第一、この国では赤毛は忌み嫌われる時代が長かったのだ。貴族の家に赤毛の少女が出入りすることは少ないだろう。


 それに、思えばエドワードには、同年代の知り合いは少なかった。この国の上流階級は、エドワードくらいの年齢になると寄宿学校パブリックスクールに入るか、それが叶わなければ、家庭教師を雇うのが一般的だ。エドワードは後者。病気に伏せった母の元を離れるのが忍びなくて、結局、寄宿学校に入学することを断念したのである。もちろん、エドワードの両親はそんな彼の状態を心配した。頻りにガーデンパーティーに連れ出したり、話し相手に家令の息子を連れてきたりもした。だが、ガーデンパーティーの客はエドワードより遥かに年上ばかりだったし、家令の息子はエドワードと年齢は近かったが、やはりどこか遠慮があった。


 そういった理由で、エドワードには同年代の知り合い《ともだち》は少ないのである。相手が女の子であれば、尚のことだった。しかし、そんなエドワードにも一人だけだが、女の子の知り合いはいた。その子の名はフェリシアと言って、エドワードにとってはいわゆる許婚に当る人物だ。だが、彼女は赤毛ではないし、エドワードと同じ貴族階級の彼女が蜂蜜の配達をするなんて考えられない。何より、エドワードはつい先ほど彼女に会ってきたばかりなのだ。温室で育てていた花が綺麗に咲いたから、ぜひ見に来て欲しいという誘いをエドワードは断りきれなかったのである。


「その顔を見ると覚えがないみたいだね」


 店長がエドワードの表情を正確に読みとって、言った。エドワードは、はっとして店長に意識を向ける。


「すみません。僕の知っている子ではないみたいです」


 エドワードが言うと、店長が「エドワードが謝ることじゃないよ」と首を振った。


「そうだぞ、エドワード、気にすることはない。向こうの勘違いだろ。エドワードなんて名前、他にもたくさんいるからな」


 とニーヤもその意見に賛同する。


「うーん、でも、そうすると、彼女には悪いことをしたかな」


「悪いこと?」


「そう、エドワードがいる時間帯にもう一度来てくれるように言ったんだけど。勘違いなら、彼女の時間を不意に奪ったことになるだろ?」


 店長は困ったように肩を竦めた。ニーヤはエドワードの時とは違い何食わぬ顔でスコーンを頬張っている。


 代わりにエドワードが、「でも、悪気があった訳じゃないのでしょう?」と気遣いを見せると、


「そうだね。まあ、仕方がないか。丁度蜂蜜のお礼も言いたかったしね。よい方に考えよう」


 店長は、蜂蜜をたっぷり溶かしたミルクティーに口を付け、幸せそうに目を細めた。








 それから、蜂蜜とスコーンでお腹を満たしたニーヤが帰り、アリーの訪れを待つばかりの頃――。赤毛の少女の来訪はそんな時間帯のことだった。


 アリーに渡すはずの品を地下へ取りに行っていたエドワードは、階段の途中、カウンターに立つ店長の肩越しに見えた鮮やかな赤毛に動きを止めた。
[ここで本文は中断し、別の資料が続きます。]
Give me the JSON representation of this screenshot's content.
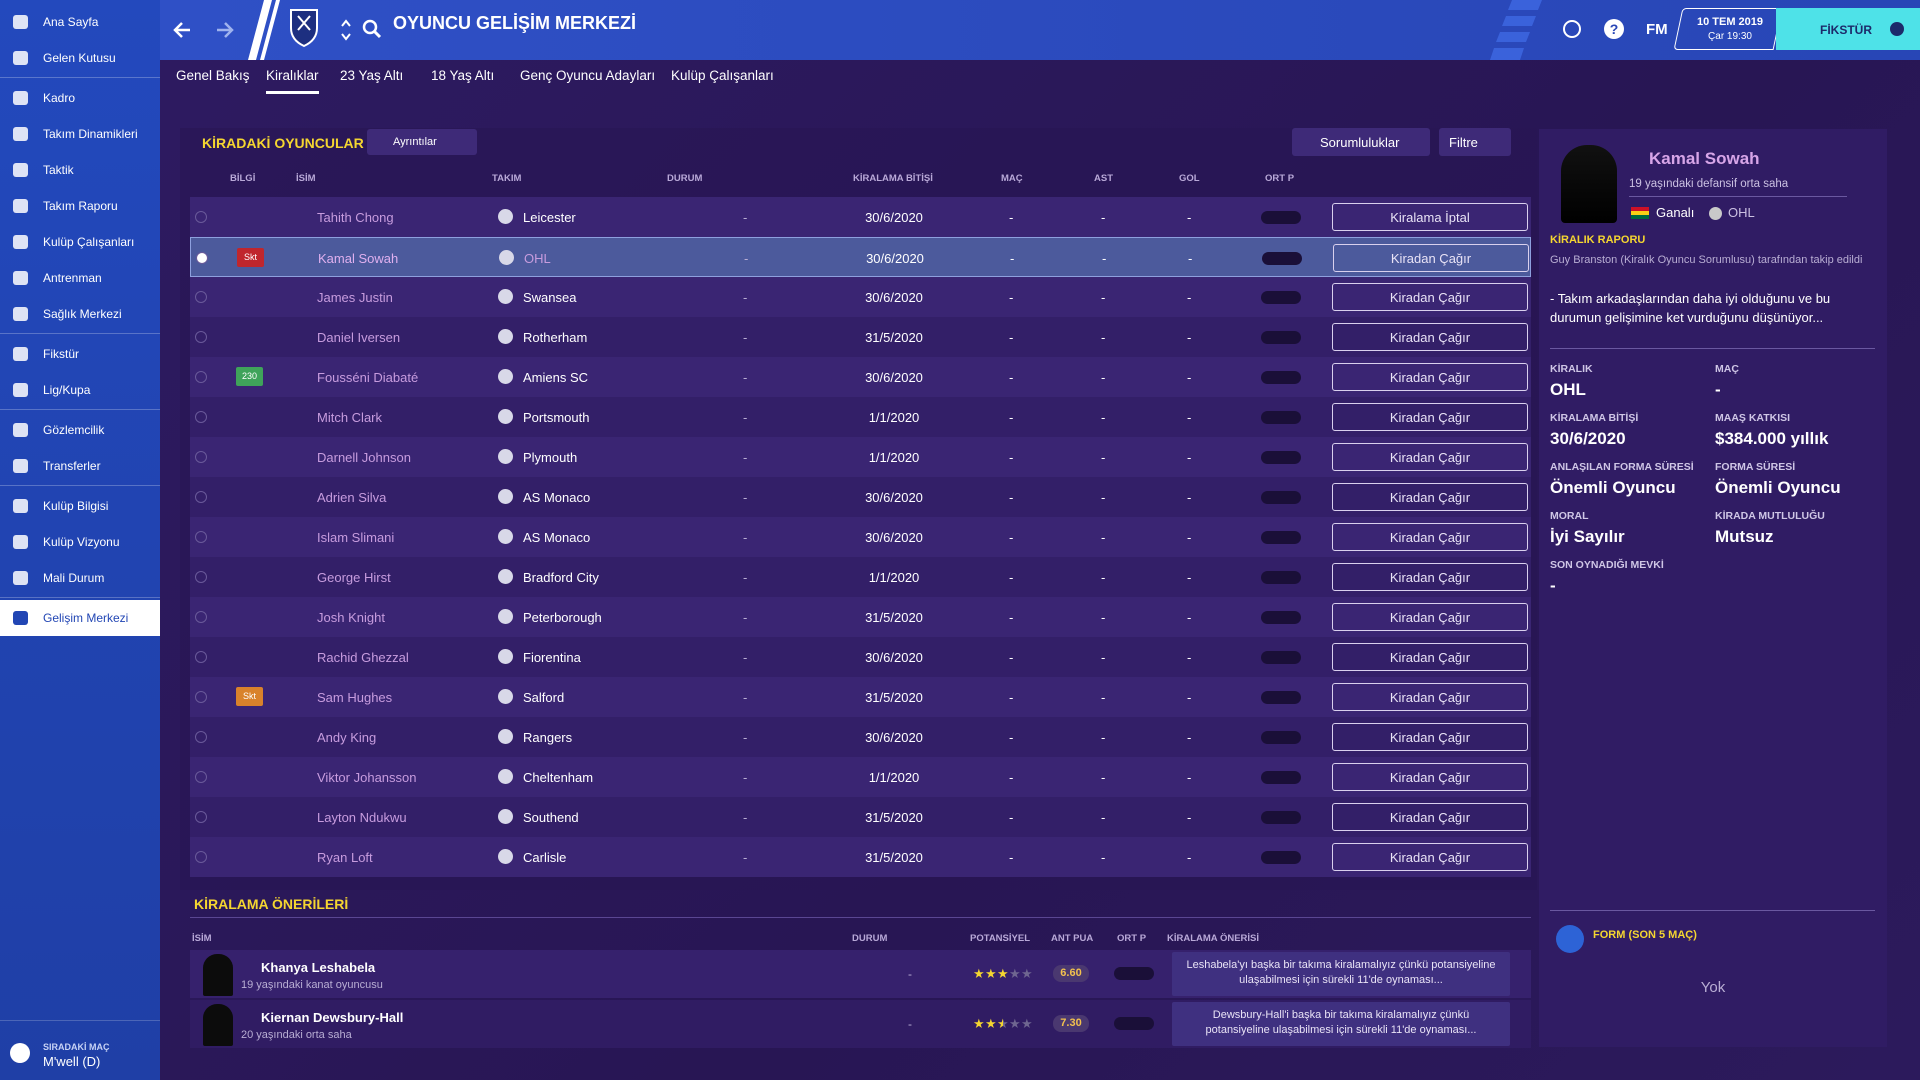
{
  "sidebar": {
    "groups": [
      [
        "Ana Sayfa",
        "Gelen Kutusu"
      ],
      [
        "Kadro",
        "Takım Dinamikleri",
        "Taktik",
        "Takım Raporu",
        "Kulüp Çalışanları",
        "Antrenman",
        "Sağlık Merkezi"
      ],
      [
        "Fikstür",
        "Lig/Kupa"
      ],
      [
        "Gözlemcilik",
        "Transferler"
      ],
      [
        "Kulüp Bilgisi",
        "Kulüp Vizyonu",
        "Mali Durum"
      ],
      [
        "Gelişim Merkezi"
      ]
    ],
    "next_match_label": "SIRADAKİ MAÇ",
    "next_match": "M'well (D)"
  },
  "topbar": {
    "title": "OYUNCU GELİŞİM MERKEZİ",
    "logo": "FM",
    "date": "10 TEM 2019",
    "time": "Çar 19:30",
    "button": "FİKSTÜR"
  },
  "tabs": [
    "Genel Bakış",
    "Kiralıklar",
    "23 Yaş Altı",
    "18 Yaş Altı",
    "Genç Oyuncu Adayları",
    "Kulüp Çalışanları"
  ],
  "loans": {
    "title": "KİRADAKİ OYUNCULAR",
    "details_button": "Ayrıntılar",
    "responsibilities_button": "Sorumluluklar",
    "filter_button": "Filtre",
    "columns": [
      "BİLGİ",
      "İSİM",
      "TAKIM",
      "DURUM",
      "KİRALAMA BİTİŞİ",
      "MAÇ",
      "AST",
      "GOL",
      "ORT P"
    ],
    "rows": [
      {
        "name": "Tahith Chong",
        "team": "Leicester",
        "status": "-",
        "end": "30/6/2020",
        "apps": "-",
        "assists": "-",
        "goals": "-",
        "action": "Kiralama İptal"
      },
      {
        "badge": "Skt",
        "badge_color": "#c0262d",
        "selected": true,
        "name": "Kamal Sowah",
        "team": "OHL",
        "status": "-",
        "end": "30/6/2020",
        "apps": "-",
        "assists": "-",
        "goals": "-",
        "action": "Kiradan Çağır"
      },
      {
        "name": "James Justin",
        "team": "Swansea",
        "status": "-",
        "end": "30/6/2020",
        "apps": "-",
        "assists": "-",
        "goals": "-",
        "action": "Kiradan Çağır"
      },
      {
        "name": "Daniel Iversen",
        "team": "Rotherham",
        "status": "-",
        "end": "31/5/2020",
        "apps": "-",
        "assists": "-",
        "goals": "-",
        "action": "Kiradan Çağır"
      },
      {
        "badge": "230",
        "badge_color": "#3fa35a",
        "name": "Fousséni Diabaté",
        "team": "Amiens SC",
        "status": "-",
        "end": "30/6/2020",
        "apps": "-",
        "assists": "-",
        "goals": "-",
        "action": "Kiradan Çağır"
      },
      {
        "name": "Mitch Clark",
        "team": "Portsmouth",
        "status": "-",
        "end": "1/1/2020",
        "apps": "-",
        "assists": "-",
        "goals": "-",
        "action": "Kiradan Çağır"
      },
      {
        "name": "Darnell Johnson",
        "team": "Plymouth",
        "status": "-",
        "end": "1/1/2020",
        "apps": "-",
        "assists": "-",
        "goals": "-",
        "action": "Kiradan Çağır"
      },
      {
        "name": "Adrien Silva",
        "team": "AS Monaco",
        "status": "-",
        "end": "30/6/2020",
        "apps": "-",
        "assists": "-",
        "goals": "-",
        "action": "Kiradan Çağır"
      },
      {
        "name": "Islam Slimani",
        "team": "AS Monaco",
        "status": "-",
        "end": "30/6/2020",
        "apps": "-",
        "assists": "-",
        "goals": "-",
        "action": "Kiradan Çağır"
      },
      {
        "name": "George Hirst",
        "team": "Bradford City",
        "status": "-",
        "end": "1/1/2020",
        "apps": "-",
        "assists": "-",
        "goals": "-",
        "action": "Kiradan Çağır"
      },
      {
        "name": "Josh Knight",
        "team": "Peterborough",
        "status": "-",
        "end": "31/5/2020",
        "apps": "-",
        "assists": "-",
        "goals": "-",
        "action": "Kiradan Çağır"
      },
      {
        "name": "Rachid Ghezzal",
        "team": "Fiorentina",
        "status": "-",
        "end": "30/6/2020",
        "apps": "-",
        "assists": "-",
        "goals": "-",
        "action": "Kiradan Çağır"
      },
      {
        "badge": "Skt",
        "badge_color": "#d9822b",
        "name": "Sam Hughes",
        "team": "Salford",
        "status": "-",
        "end": "31/5/2020",
        "apps": "-",
        "assists": "-",
        "goals": "-",
        "action": "Kiradan Çağır"
      },
      {
        "name": "Andy King",
        "team": "Rangers",
        "status": "-",
        "end": "30/6/2020",
        "apps": "-",
        "assists": "-",
        "goals": "-",
        "action": "Kiradan Çağır"
      },
      {
        "name": "Viktor Johansson",
        "team": "Cheltenham",
        "status": "-",
        "end": "1/1/2020",
        "apps": "-",
        "assists": "-",
        "goals": "-",
        "action": "Kiradan Çağır"
      },
      {
        "name": "Layton Ndukwu",
        "team": "Southend",
        "status": "-",
        "end": "31/5/2020",
        "apps": "-",
        "assists": "-",
        "goals": "-",
        "action": "Kiradan Çağır"
      },
      {
        "name": "Ryan Loft",
        "team": "Carlisle",
        "status": "-",
        "end": "31/5/2020",
        "apps": "-",
        "assists": "-",
        "goals": "-",
        "action": "Kiradan Çağır"
      }
    ]
  },
  "recommendations": {
    "title": "KİRALAMA ÖNERİLERİ",
    "columns": [
      "İSİM",
      "DURUM",
      "POTANSİYEL",
      "ANT PUA",
      "ORT P",
      "KİRALAMA ÖNERİSİ"
    ],
    "rows": [
      {
        "name": "Khanya Leshabela",
        "description": "19 yaşındaki kanat oyuncusu",
        "status": "-",
        "potential_stars": 3,
        "rating": "6.60",
        "suggestion": "Leshabela'yı başka bir takıma kiralamalıyız çünkü potansiyeline ulaşabilmesi için sürekli 11'de oynaması..."
      },
      {
        "name": "Kiernan Dewsbury-Hall",
        "description": "20 yaşındaki orta saha",
        "status": "-",
        "potential_stars": 2.5,
        "rating": "7.30",
        "suggestion": "Dewsbury-Hall'i başka bir takıma kiralamalıyız çünkü potansiyeline ulaşabilmesi için sürekli 11'de oynaması..."
      }
    ]
  },
  "player_panel": {
    "name": "Kamal Sowah",
    "subtitle": "19 yaşındaki defansif orta saha",
    "nationality": "Ganalı",
    "club": "OHL",
    "report_title": "KİRALIK RAPORU",
    "report_author": "Guy Branston (Kiralık Oyuncu Sorumlusu) tarafından takip edildi",
    "report_text": "- Takım arkadaşlarından daha iyi olduğunu ve bu durumun gelişimine ket vurduğunu düşünüyor...",
    "fields": [
      {
        "label": "KİRALIK",
        "value": "OHL"
      },
      {
        "label": "MAÇ",
        "value": "-"
      },
      {
        "label": "KİRALAMA BİTİŞİ",
        "value": "30/6/2020"
      },
      {
        "label": "MAAŞ KATKISI",
        "value": "$384.000 yıllık"
      },
      {
        "label": "ANLAŞILAN FORMA SÜRESİ",
        "value": "Önemli Oyuncu"
      },
      {
        "label": "FORMA SÜRESİ",
        "value": "Önemli Oyuncu"
      },
      {
        "label": "MORAL",
        "value": "İyi Sayılır"
      },
      {
        "label": "KİRADA MUTLULUĞU",
        "value": "Mutsuz"
      },
      {
        "label": "SON OYNADIĞI MEVKİ",
        "value": "-"
      }
    ],
    "form_title": "FORM (SON 5 MAÇ)",
    "form_value": "Yok"
  }
}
店先に灯された光を浴びて、その赤はまるで炎のように揺らめいていた。


 赤毛は忌み嫌われているはずなのに、美しい、とエドワードは素直にそう思った。エドワードが声もなく見惚れていると、


「エドワード、階段の途中で立ち止まって何をしているんだい?」


 気配に気付いた店長が、こちらを振り返る。つられて少女がこちらに目を向けた。


 エドワードのヘーゼル色の瞳と、少女のグリーンの瞳が交差して、エドワードは思わず手に持っていた品物を取り落としてしまった。羊皮紙が階段で擦れ、独特の乾いた音を立てた。だが、エドワードはそんなこと、気にも止められないくらい驚いていた。


 カウンター越しに自分を見下ろしている少女の顔はエドワードが知る人物によく似ていたからだ。


 そして、


「お会いしとうございました、エドワード様」


 少女から発せられた声もまた、その人物を連想させるに十分なものだった。


「フェリシア……」


 エドワードが口にした名に、彼女は〝フェリシア〟に似た、しかし彼女とはどこか違う、色めかしい頬笑みを浮かべたのである。